Первое лето, проведенное нами вместе в Гандюмасе, прошло довольно сложно. У нас завтракали ровно в двенадцать, и мне даже в голову никогда не приходило, что можно опоздать и заставить отца дожидаться. А Одилия уходила с книгой на лужайку или отправлялась на берег ручья и забывала о времени. Я видел, как отец шагает взад и вперед по библиотеке. Я бегом бросался на поиски жены, возвращался, запыхавшись, так и не найдя ее, а она появлялась невозмутимая, улыбающаяся, довольная, что погрелась на солнышке. Когда же мы садились за стол молча, чтобы выразить ей осуждение (поскольку оно исходило от Марсена, оно могло быть лишь косвенным и безмолвным), тогда она начинала поглядывать на нас с улыбкой, в которой я улавливал и насмешку и вызов.

В семье Мале, где мы обедали раз в неделю, положение менялось: там изучали и судили меня. У них трапезы не были торжественной церемонией, братья Одилии вставали из-за стола и сами отправлялись за хлебом, господин Мале начинал говорить о какой-нибудь прочитанной фразе, не мог ее в точности припомнить и тоже выходил, чтобы заглянуть в книгу. Беседа отличалась крайней вольностью; мне очень не нравилось, что господин Мале касается в присутствии дочери скользких тем. Я отлично понимал, что глупо придавать значение таким мелочам; но у меня это не было плодом рассуждений, просто на меня это производило тягостное впечатление. У Мале я чувствовал себя неуютно; там климат был не по мне. Я не нравился самому себе, казался напыщенным, нудным и, осуждая себя за молчаливость, становился еще молчаливее.

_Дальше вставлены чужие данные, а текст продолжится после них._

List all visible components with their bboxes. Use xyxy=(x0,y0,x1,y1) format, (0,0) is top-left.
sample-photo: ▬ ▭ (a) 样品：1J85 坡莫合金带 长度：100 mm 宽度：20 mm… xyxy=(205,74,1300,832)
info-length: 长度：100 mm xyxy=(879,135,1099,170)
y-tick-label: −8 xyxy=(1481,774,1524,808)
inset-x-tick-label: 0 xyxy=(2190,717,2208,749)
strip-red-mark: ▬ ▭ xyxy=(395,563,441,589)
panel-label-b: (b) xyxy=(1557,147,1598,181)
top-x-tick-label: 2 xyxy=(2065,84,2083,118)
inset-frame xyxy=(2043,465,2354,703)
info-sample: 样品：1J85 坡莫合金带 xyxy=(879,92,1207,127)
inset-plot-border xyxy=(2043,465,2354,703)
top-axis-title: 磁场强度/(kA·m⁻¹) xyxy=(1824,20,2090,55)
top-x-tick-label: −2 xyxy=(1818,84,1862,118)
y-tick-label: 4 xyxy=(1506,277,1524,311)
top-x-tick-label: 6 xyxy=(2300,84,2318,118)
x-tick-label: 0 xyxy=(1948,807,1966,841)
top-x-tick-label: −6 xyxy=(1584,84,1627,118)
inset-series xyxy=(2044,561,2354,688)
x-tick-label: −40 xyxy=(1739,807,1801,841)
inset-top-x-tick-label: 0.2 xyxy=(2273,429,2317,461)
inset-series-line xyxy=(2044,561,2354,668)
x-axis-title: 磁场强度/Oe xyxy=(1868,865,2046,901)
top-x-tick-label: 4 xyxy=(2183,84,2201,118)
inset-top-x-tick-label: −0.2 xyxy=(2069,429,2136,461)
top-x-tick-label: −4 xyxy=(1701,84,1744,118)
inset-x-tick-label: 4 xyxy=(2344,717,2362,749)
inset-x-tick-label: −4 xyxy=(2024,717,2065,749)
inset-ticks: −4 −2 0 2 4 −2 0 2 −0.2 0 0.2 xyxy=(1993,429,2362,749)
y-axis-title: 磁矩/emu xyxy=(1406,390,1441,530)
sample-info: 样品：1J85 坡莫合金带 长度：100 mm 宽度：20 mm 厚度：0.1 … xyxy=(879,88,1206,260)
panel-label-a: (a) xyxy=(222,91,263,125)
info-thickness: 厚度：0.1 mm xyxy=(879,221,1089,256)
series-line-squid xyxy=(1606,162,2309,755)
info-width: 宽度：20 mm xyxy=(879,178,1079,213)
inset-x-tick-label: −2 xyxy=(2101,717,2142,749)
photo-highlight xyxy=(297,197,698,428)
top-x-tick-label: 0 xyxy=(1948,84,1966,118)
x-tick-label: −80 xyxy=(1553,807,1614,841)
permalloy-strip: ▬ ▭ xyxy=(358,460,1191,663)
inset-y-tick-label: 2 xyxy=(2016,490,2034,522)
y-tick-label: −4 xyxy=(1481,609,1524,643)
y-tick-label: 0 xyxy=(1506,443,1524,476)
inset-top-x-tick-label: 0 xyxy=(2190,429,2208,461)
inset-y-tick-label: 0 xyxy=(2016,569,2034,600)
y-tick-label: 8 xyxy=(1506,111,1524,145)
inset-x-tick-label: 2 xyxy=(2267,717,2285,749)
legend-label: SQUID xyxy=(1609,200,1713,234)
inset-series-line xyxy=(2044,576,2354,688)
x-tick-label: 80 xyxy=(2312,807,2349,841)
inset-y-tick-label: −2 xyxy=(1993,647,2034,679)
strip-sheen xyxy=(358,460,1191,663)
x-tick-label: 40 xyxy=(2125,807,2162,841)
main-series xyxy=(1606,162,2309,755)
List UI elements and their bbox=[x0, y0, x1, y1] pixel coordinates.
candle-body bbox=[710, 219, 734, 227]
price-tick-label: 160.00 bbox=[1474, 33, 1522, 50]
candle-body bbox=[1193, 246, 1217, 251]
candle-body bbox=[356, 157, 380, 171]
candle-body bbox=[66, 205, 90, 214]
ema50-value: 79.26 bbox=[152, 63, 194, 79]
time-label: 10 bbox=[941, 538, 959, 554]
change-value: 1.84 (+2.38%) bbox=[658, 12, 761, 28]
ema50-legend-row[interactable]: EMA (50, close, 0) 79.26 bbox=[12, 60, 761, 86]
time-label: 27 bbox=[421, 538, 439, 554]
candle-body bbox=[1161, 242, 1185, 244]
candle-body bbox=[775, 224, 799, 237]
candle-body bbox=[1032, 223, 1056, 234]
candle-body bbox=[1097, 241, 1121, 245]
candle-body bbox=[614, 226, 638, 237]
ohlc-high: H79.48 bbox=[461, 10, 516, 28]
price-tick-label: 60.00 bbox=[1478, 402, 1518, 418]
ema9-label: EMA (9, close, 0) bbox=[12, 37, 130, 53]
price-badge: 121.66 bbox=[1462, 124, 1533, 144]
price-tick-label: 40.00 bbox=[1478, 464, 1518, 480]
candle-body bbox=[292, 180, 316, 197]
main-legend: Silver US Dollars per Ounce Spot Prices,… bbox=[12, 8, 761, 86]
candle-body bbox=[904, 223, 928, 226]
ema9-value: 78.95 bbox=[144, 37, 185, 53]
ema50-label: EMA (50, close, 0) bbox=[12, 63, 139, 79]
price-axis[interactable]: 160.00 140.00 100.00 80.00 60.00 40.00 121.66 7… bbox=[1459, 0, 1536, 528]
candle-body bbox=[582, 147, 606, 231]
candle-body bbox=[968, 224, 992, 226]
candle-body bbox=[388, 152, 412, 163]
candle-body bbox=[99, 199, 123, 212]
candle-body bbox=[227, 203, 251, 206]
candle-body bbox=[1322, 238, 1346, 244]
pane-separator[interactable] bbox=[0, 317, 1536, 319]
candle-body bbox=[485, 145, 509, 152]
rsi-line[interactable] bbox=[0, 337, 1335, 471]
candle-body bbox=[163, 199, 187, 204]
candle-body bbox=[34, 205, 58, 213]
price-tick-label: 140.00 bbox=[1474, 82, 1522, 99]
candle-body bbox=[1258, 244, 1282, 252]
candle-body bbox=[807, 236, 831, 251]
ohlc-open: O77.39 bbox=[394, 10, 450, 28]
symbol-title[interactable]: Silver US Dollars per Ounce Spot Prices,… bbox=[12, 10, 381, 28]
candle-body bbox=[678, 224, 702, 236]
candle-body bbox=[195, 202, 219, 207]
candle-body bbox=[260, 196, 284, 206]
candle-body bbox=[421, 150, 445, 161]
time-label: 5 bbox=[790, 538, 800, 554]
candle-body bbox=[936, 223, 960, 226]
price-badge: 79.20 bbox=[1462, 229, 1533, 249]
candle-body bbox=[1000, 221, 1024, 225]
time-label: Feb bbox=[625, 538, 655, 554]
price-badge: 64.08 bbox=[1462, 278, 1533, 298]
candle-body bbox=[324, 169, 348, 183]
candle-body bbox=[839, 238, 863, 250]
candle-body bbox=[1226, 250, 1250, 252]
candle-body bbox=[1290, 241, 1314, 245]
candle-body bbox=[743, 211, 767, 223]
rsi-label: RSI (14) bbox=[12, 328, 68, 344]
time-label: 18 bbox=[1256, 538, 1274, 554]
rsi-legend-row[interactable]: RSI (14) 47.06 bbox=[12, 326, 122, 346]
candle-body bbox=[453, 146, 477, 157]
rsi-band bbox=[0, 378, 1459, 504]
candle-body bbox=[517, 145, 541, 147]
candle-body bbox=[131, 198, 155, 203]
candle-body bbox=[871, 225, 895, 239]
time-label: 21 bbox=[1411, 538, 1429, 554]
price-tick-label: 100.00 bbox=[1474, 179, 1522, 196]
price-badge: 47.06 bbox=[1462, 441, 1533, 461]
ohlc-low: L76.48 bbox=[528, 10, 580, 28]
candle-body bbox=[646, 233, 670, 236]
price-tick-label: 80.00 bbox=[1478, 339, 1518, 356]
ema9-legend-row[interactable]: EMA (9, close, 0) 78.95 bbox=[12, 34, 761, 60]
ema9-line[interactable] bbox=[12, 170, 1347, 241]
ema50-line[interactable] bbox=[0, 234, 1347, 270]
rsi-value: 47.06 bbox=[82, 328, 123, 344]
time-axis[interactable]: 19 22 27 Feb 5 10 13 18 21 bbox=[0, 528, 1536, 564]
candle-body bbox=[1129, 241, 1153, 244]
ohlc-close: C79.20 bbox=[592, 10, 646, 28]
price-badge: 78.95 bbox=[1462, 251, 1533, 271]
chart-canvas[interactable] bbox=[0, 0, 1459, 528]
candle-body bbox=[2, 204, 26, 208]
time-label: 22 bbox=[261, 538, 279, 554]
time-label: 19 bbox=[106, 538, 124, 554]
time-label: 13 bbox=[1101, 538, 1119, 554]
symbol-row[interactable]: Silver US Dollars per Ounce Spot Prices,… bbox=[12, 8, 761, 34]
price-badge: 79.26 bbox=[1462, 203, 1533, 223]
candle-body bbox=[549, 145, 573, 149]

Как и в Гандюмасе, так и у Мале эти неприятные ощущения все же бывали поверхностны, ибо у меня по-прежнему оставалось неоценимое счастье – быть подле Одилии, постоянно видеть ее. За обедом, сидя напротив жены, я не мог не любоваться ею; от ее облика исходило какое-то лучезарное, белое сияние; она напоминала мне прекрасный бриллиант в лучах лунного света. В то время она одевалась почти всегда в белое, а дома окружала себя белыми цветами. Это очень шло к ней. Как чудесно сочетались в ней простодушие и тайна! Мне казалось, будто я живу возле ребенка, но иной раз, когда она разговаривала с кем-нибудь из мужчин, я ловил в ее взгляде отсвет чувств, неведомых мне, и как бы отдаленный рокот безудержных страстей.